2) single replacement.
3) The limiting reactant is Na metal.
4) 13.80 g.
5) 70.65 %.
Step-by-step explanation:
Q1: Write the balanced reaction with the correct products.
Na metal reacts with copper (II) sulfate according to the balanced reaction:
2Na + CuSO₄ → Cu + Na₂SO₄.
It is clear that 2.0 moles of Na reacts with 1.0 mole of CuSO₄ to produce 1.0 mole of Cu and 1.0 mole of Na₂SO₄.
Q2: Identify the reaction type (single replacement, double replacement, synthesis, decomposition or combustion).
The type of the reaction is single replacement that Na replaces Cu in its salt.
Q3: What is the limiting reactant?
- To determine the limiting reactant, we should calculate the no. of moles of the two reactants:
no. of moles of Na metal = mass/molar mass = (10.0 g)/(23.0 g/mol) = 0.4347 mol.
no. of moles of copper (II) sulfate = mass/molar mass = (60.0 g)/(159.609 g/mol) = 0.376 mol.

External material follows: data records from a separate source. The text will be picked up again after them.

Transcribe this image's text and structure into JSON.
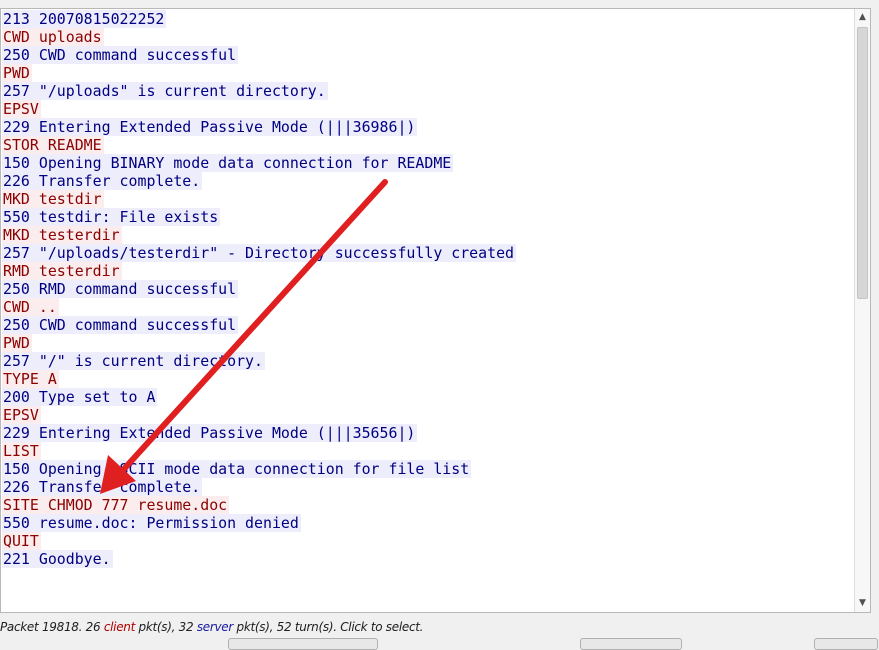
{
  "colors": {
    "client_fg": "#8b0000",
    "client_bg": "#fbeded",
    "server_fg": "#000080",
    "server_bg": "#ededfb",
    "arrow": "#e02020"
  },
  "stream": {
    "lines": [
      {
        "side": "server",
        "text": "213 20070815022252"
      },
      {
        "side": "client",
        "text": "CWD uploads"
      },
      {
        "side": "server",
        "text": "250 CWD command successful"
      },
      {
        "side": "client",
        "text": "PWD"
      },
      {
        "side": "server",
        "text": "257 \"/uploads\" is current directory."
      },
      {
        "side": "client",
        "text": "EPSV"
      },
      {
        "side": "server",
        "text": "229 Entering Extended Passive Mode (|||36986|)"
      },
      {
        "side": "client",
        "text": "STOR README"
      },
      {
        "side": "server",
        "text": "150 Opening BINARY mode data connection for README"
      },
      {
        "side": "server",
        "text": "226 Transfer complete."
      },
      {
        "side": "client",
        "text": "MKD testdir"
      },
      {
        "side": "server",
        "text": "550 testdir: File exists"
      },
      {
        "side": "client",
        "text": "MKD testerdir"
      },
      {
        "side": "server",
        "text": "257 \"/uploads/testerdir\" - Directory successfully created"
      },
      {
        "side": "client",
        "text": "RMD testerdir"
      },
      {
        "side": "server",
        "text": "250 RMD command successful"
      },
      {
        "side": "client",
        "text": "CWD .."
      },
      {
        "side": "server",
        "text": "250 CWD command successful"
      },
      {
        "side": "client",
        "text": "PWD"
      },
      {
        "side": "server",
        "text": "257 \"/\" is current directory."
      },
      {
        "side": "client",
        "text": "TYPE A"
      },
      {
        "side": "server",
        "text": "200 Type set to A"
      },
      {
        "side": "client",
        "text": "EPSV"
      },
      {
        "side": "server",
        "text": "229 Entering Extended Passive Mode (|||35656|)"
      },
      {
        "side": "client",
        "text": "LIST"
      },
      {
        "side": "server",
        "text": "150 Opening ASCII mode data connection for file list"
      },
      {
        "side": "server",
        "text": "226 Transfer complete."
      },
      {
        "side": "client",
        "text": "SITE CHMOD 777 resume.doc"
      },
      {
        "side": "server",
        "text": "550 resume.doc: Permission denied"
      },
      {
        "side": "client",
        "text": "QUIT"
      },
      {
        "side": "server",
        "text": "221 Goodbye."
      }
    ]
  },
  "scrollbar": {
    "up_icon": "▲",
    "down_icon": "▼",
    "thumb_fraction": 0.45
  },
  "status": {
    "prefix": "Packet 19818. 26 ",
    "client_word": "client",
    "mid1": " pkt(s), 32 ",
    "server_word": "server",
    "suffix": " pkt(s), 52 turn(s). Click to select."
  }
}
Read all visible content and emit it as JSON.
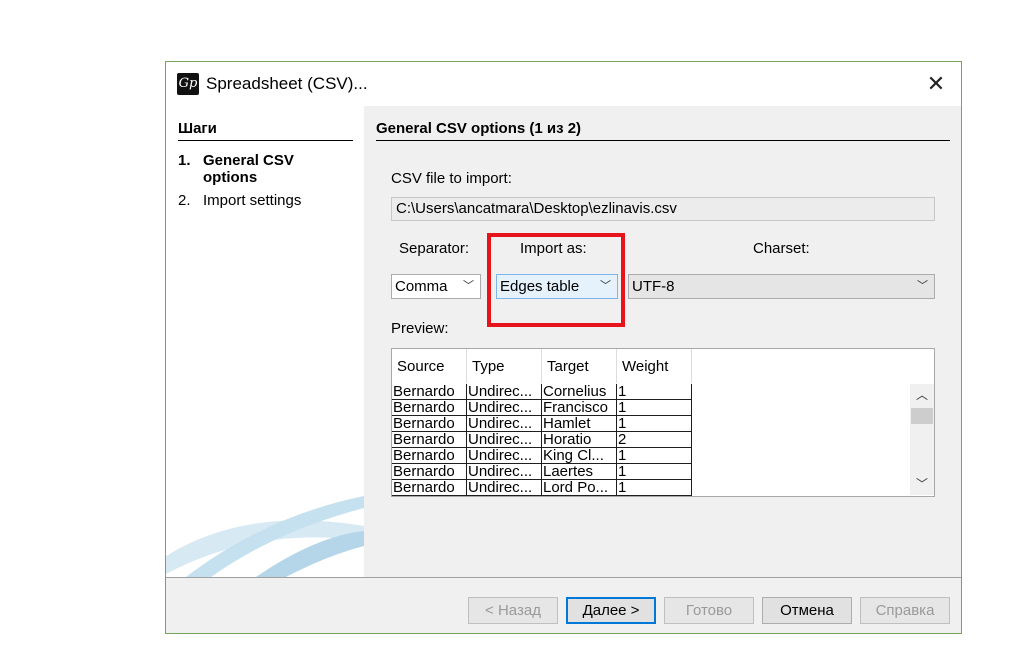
{
  "window": {
    "title": "Spreadsheet (CSV)...",
    "app_icon_glyph": "Gp"
  },
  "steps": {
    "heading": "Шаги",
    "items": [
      {
        "num": "1.",
        "label": "General CSV options"
      },
      {
        "num": "2.",
        "label": "Import settings"
      }
    ]
  },
  "main": {
    "title": "General CSV options (1 из 2)",
    "file_label": "CSV file to import:",
    "file_path": "C:\\Users\\ancatmara\\Desktop\\ezlinavis.csv",
    "separator_label": "Separator:",
    "import_as_label": "Import as:",
    "charset_label": "Charset:",
    "separator_value": "Comma",
    "import_as_value": "Edges table",
    "charset_value": "UTF-8",
    "preview_label": "Preview:"
  },
  "preview": {
    "columns": [
      "Source",
      "Type",
      "Target",
      "Weight"
    ],
    "rows": [
      [
        "Bernardo",
        "Undirec...",
        "Cornelius",
        "1"
      ],
      [
        "Bernardo",
        "Undirec...",
        "Francisco",
        "1"
      ],
      [
        "Bernardo",
        "Undirec...",
        "Hamlet",
        "1"
      ],
      [
        "Bernardo",
        "Undirec...",
        "Horatio",
        "2"
      ],
      [
        "Bernardo",
        "Undirec...",
        "King Cl...",
        "1"
      ],
      [
        "Bernardo",
        "Undirec...",
        "Laertes",
        "1"
      ],
      [
        "Bernardo",
        "Undirec...",
        "Lord Po...",
        "1"
      ]
    ]
  },
  "buttons": {
    "back": "< Назад",
    "next": "Далее >",
    "finish": "Готово",
    "cancel": "Отмена",
    "help": "Справка"
  },
  "icons": {
    "close": "close-icon",
    "chevron": "chevron-down-icon",
    "scroll_up": "chevron-up-icon",
    "scroll_down": "chevron-down-icon"
  },
  "colors": {
    "highlight": "#e8141c",
    "window_border": "#7aa35a",
    "default_button_border": "#0078d7"
  }
}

- From the balanced reaction; Na reacts with Cu (II) sulfate with (2:1) ratio.
∴ 0.4347 mol of Na metal will react completely with 0.21735 mol of Cu (II) sulfate and its remaining will be in excess (0.376 mol - 0.21735 mol = 0.1586 mol).

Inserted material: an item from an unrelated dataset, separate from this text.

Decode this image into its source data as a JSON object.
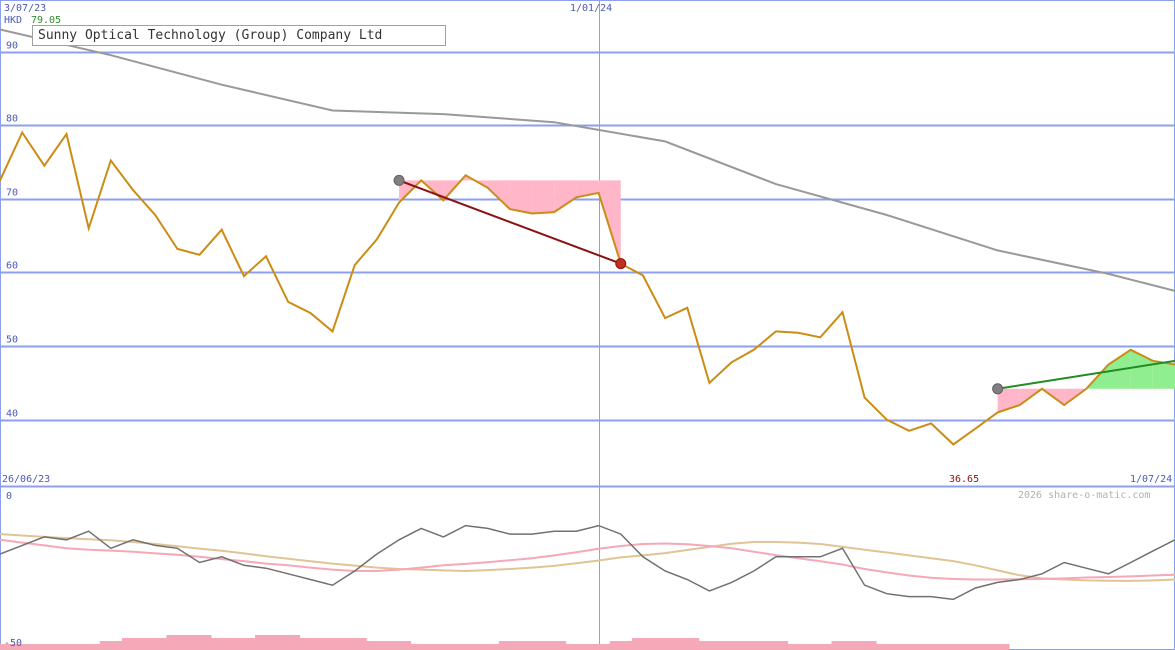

So, the limiting reactant is Na metal.
Q4: What is the theoretical yield of copper metal (in grams)?
- To determine the theoretical yield of Cu, we should calculate the no. of moles of produced Cu.
From the balanced reaction:
2.0 moles of Na produce → 1.0 mole of Cu.
∴ 0.4347 mol of Na produce → ??? mole of Cu.
∴ The no. of moles of produced Cu = (0.4347 mol)(1.0 mol)/(2.0 mol) = 0.21735 mol.
∴ The theoretical yield of Cu = no. of moles of produced Cu x atomic mass of Cu = (0.21735 mol)(63.54 g/mol) = 13.80 g.
Q5: What is the percent yield if 9.75 grams of copper metal are actually produced?
The percent yield = [actual yield/theoretical yield] x 100 = [(9.75 g)/(13.80 g)] x 100 = 70.65 %.